Наследник же по прямой, по крови – если хотите, тот, кому полагалось вспоминать зэковский фольклор, Пётр Смирнов наугад шарахался от тёмных деревьев, путался ногами в переплетённых вьюном зарослях, пробираясь волчьими тропками вниз по склону. В отличие от Молчуна, забредившего теорией катастрофы, Пахан внимательно ловил каждое слово проводника. Ещё внимательнее следил за её пальцем, двигающимся по карте. Карте из рюкзака. Рюкзак принёс тогда он, Пётр. И сейчас карта находилась там. Автомат стал тяжёлым. Смирнов остановился, переводя дух. Кажется, за ним не гнались. Шум работающего экскаватора уже не долетал сюда. Первый марш-бросок по тайге принёс успех, поглотив приличное расстояние. Стало светать.

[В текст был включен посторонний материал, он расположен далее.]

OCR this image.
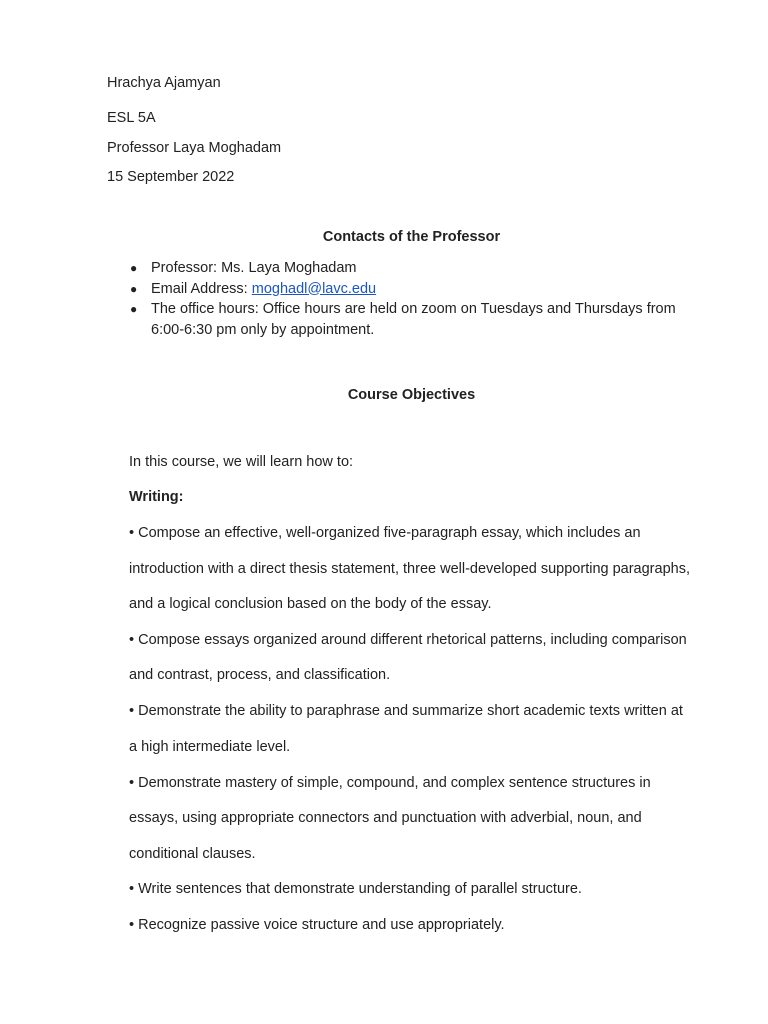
Hrachya Ajamyan
ESL 5A
Professor Laya Moghadam
15 September 2022
Contacts of the Professor
● Professor: Ms. Laya Moghadam
● Email Address: moghadl@lavc.edu
● The office hours: Office hours are held on zoom on Tuesdays and Thursdays from
6:00-6:30 pm only by appointment.
Course Objectives
In this course, we will learn how to:
Writing:
• Compose an effective, well-organized five-paragraph essay, which includes an
introduction with a direct thesis statement, three well-developed supporting paragraphs,
and a logical conclusion based on the body of the essay.
• Compose essays organized around different rhetorical patterns, including comparison
and contrast, process, and classification.
• Demonstrate the ability to paraphrase and summarize short academic texts written at
a high intermediate level.
• Demonstrate mastery of simple, compound, and complex sentence structures in
essays, using appropriate connectors and punctuation with adverbial, noun, and
conditional clauses.
• Write sentences that demonstrate understanding of parallel structure.
• Recognize passive voice structure and use appropriately.
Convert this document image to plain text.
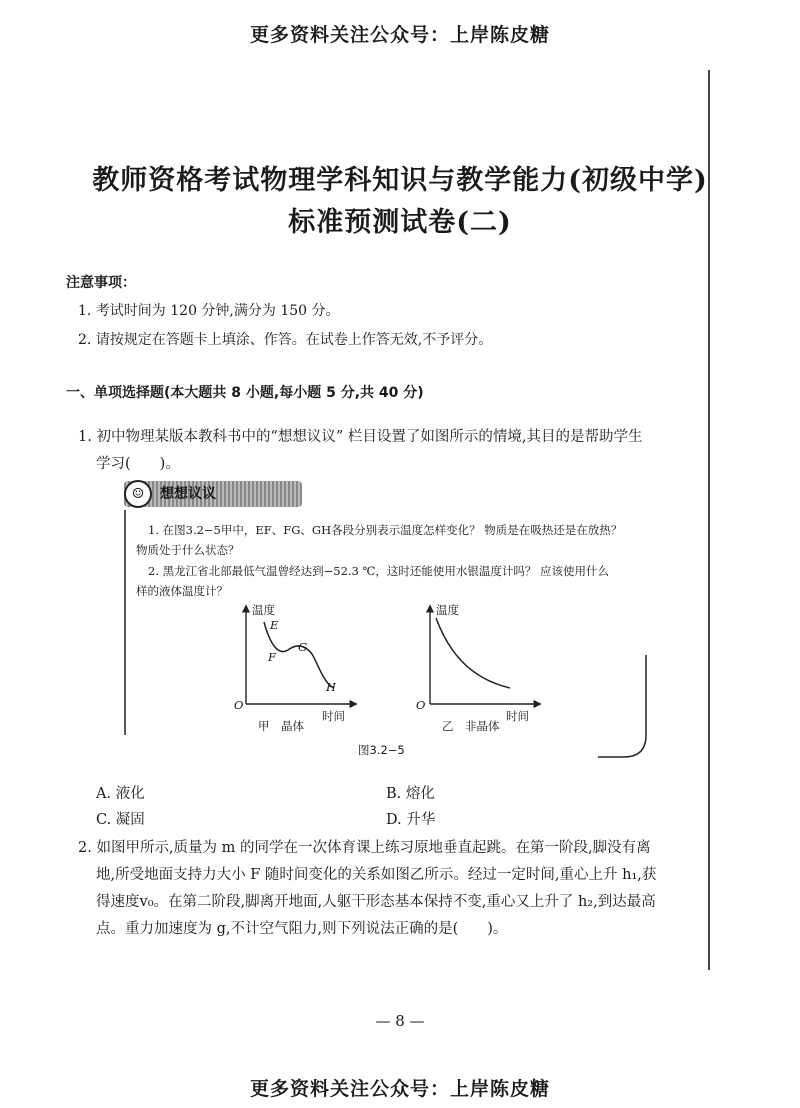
更多资料关注公众号：上岸陈皮糖
教师资格考试物理学科知识与教学能力(初级中学)
标准预测试卷(二)
注意事项：
1. 考试时间为 120 分钟,满分为 150 分。
2. 请按规定在答题卡上填涂、作答。在试卷上作答无效,不予评分。
一、单项选择题(本大题共 8 小题,每小题 5 分,共 40 分)
1. 初中物理某版本教科书中的“想想议议” 栏目设置了如图所示的情境,其目的是帮助学生
学习(　　)。
想想议议
☺
1. 在图3.2−5甲中，EF、FG、GH各段分别表示温度怎样变化？ 物质是在吸热还是在放热？
物质处于什么状态？
2. 黑龙江省北部最低气温曾经达到−52.3 ℃，这时还能使用水银温度计吗？ 应该使用什么
样的液体温度计？
温度
时间
O
E
F
G
H
甲　晶体
温度
时间
O
乙　非晶体
图3.2−5
A. 液化	B. 熔化
C. 凝固	D. 升华
2. 如图甲所示,质量为 m 的同学在一次体育课上练习原地垂直起跳。在第一阶段,脚没有离
地,所受地面支持力大小 F 随时间变化的关系如图乙所示。经过一定时间,重心上升 h₁,获
得速度v₀。在第二阶段,脚离开地面,人躯干形态基本保持不变,重心又上升了 h₂,到达最高
点。重力加速度为 g,不计空气阻力,则下列说法正确的是(　　)。
— 8 —
更多资料关注公众号：上岸陈皮糖
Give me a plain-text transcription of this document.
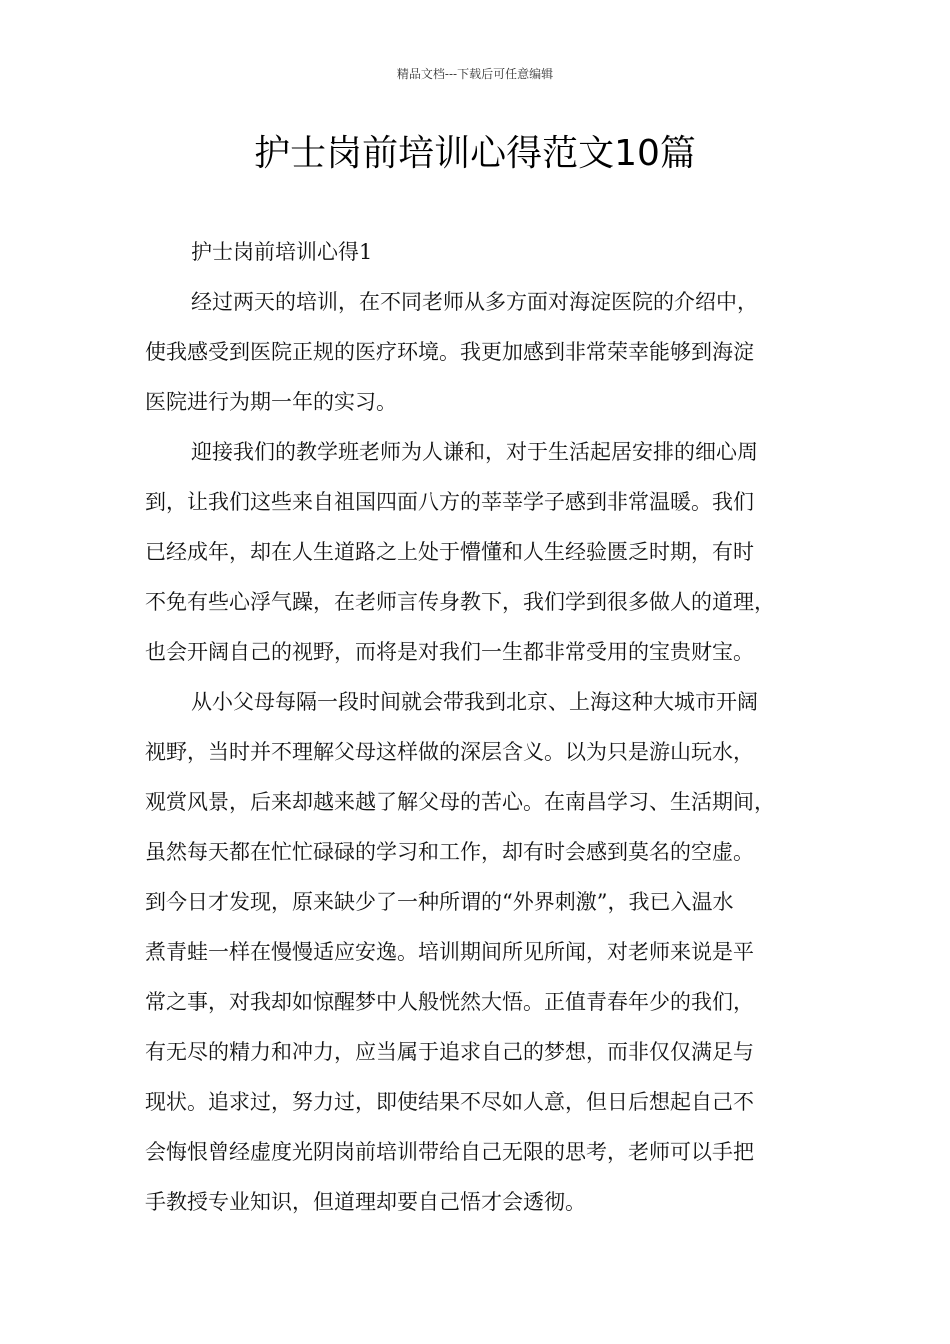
精品文档---下载后可任意编辑
护士岗前培训心得范文10篇
护士岗前培训心得1
经过两天的培训，在不同老师从多方面对海淀医院的介绍中，
使我感受到医院正规的医疗环境。我更加感到非常荣幸能够到海淀
医院进行为期一年的实习。
迎接我们的教学班老师为人谦和，对于生活起居安排的细心周
到，让我们这些来自祖国四面八方的莘莘学子感到非常温暖。我们
已经成年，却在人生道路之上处于懵懂和人生经验匮乏时期，有时
不免有些心浮气躁，在老师言传身教下，我们学到很多做人的道理，
也会开阔自己的视野，而将是对我们一生都非常受用的宝贵财宝。
从小父母每隔一段时间就会带我到北京、上海这种大城市开阔
视野，当时并不理解父母这样做的深层含义。以为只是游山玩水，
观赏风景，后来却越来越了解父母的苦心。在南昌学习、生活期间，
虽然每天都在忙忙碌碌的学习和工作，却有时会感到莫名的空虚。
到今日才发现，原来缺少了一种所谓的“外界刺激”，我已入温水
煮青蛙一样在慢慢适应安逸。培训期间所见所闻，对老师来说是平
常之事，对我却如惊醒梦中人般恍然大悟。正值青春年少的我们，
有无尽的精力和冲力，应当属于追求自己的梦想，而非仅仅满足与
现状。追求过，努力过，即使结果不尽如人意，但日后想起自己不
会悔恨曾经虚度光阴岗前培训带给自己无限的思考，老师可以手把
手教授专业知识，但道理却要自己悟才会透彻。
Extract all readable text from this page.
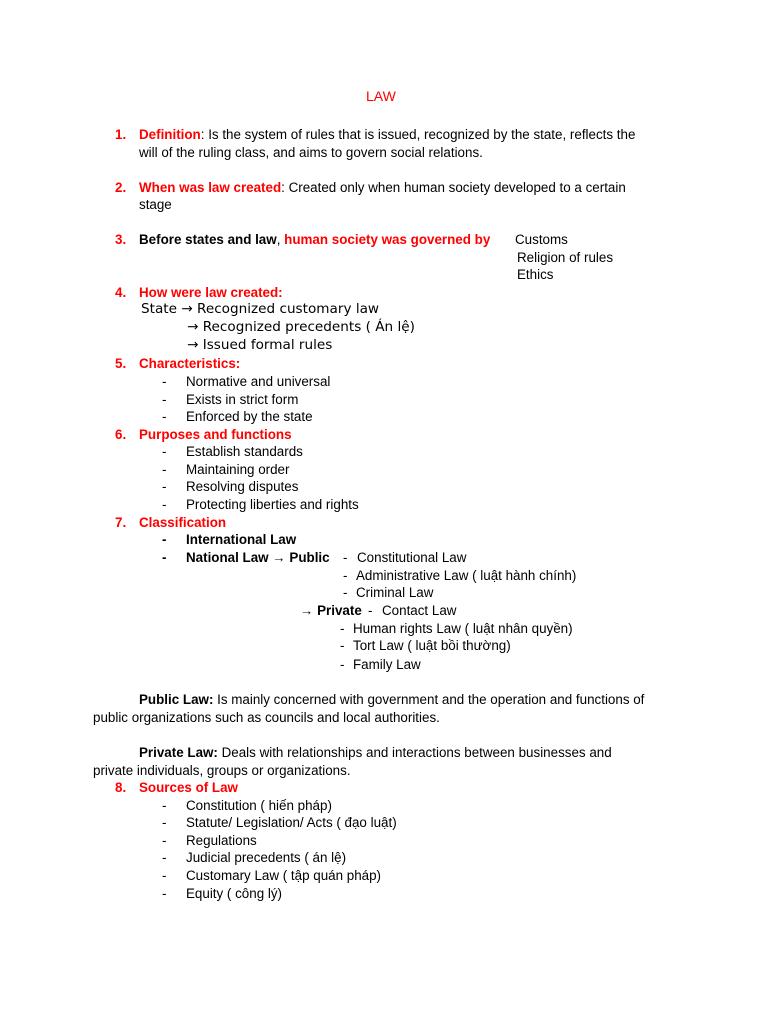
LAW
1. Definition: Is the system of rules that is issued, recognized by the state, reflects the
will of the ruling class, and aims to govern social relations.
2. When was law created: Created only when human society developed to a certain
stage
3. Before states and law, human society was governed by Customs
Religion of rules
Ethics
4. How were law created:
State → Recognized customary law
→ Recognized precedents ( Án lệ)
→ Issued formal rules
5. Characteristics:
- Normative and universal
- Exists in strict form
- Enforced by the state
6. Purposes and functions
- Establish standards
- Maintaining order
- Resolving disputes
- Protecting liberties and rights
7. Classification
- International Law
- National Law → Public - Constitutional Law
- Administrative Law ( luật hành chính)
- Criminal Law
→ Private - Contact Law
- Human rights Law ( luật nhân quyền)
- Tort Law ( luật bồi thường)
- Family Law
Public Law: Is mainly concerned with government and the operation and functions of
public organizations such as councils and local authorities.
Private Law: Deals with relationships and interactions between businesses and
private individuals, groups or organizations.
8. Sources of Law
- Constitution ( hiến pháp)
- Statute/ Legislation/ Acts ( đạo luật)
- Regulations
- Judicial precedents ( án lệ)
- Customary Law ( tập quán pháp)
- Equity ( công lý)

Пахан провёл ревизию рюкзака, выбрасывая ненужное, в основном – консервы. Ими он был сыт по горло. Открывать было нечем. Нож пропал ещё во время пробега до переправы. Нагнувшись, при тусклом свете блёклого неба рассмотрел карту, вспоминая водивший по ней поцарапанный палец. Расстояние имело значение. Пётр выдохся. Но горбатился не зря. Многое стало понятным. Есть сила, с которой ему не совладать, поэтому надо делать ноги. Отдых становился роскошью.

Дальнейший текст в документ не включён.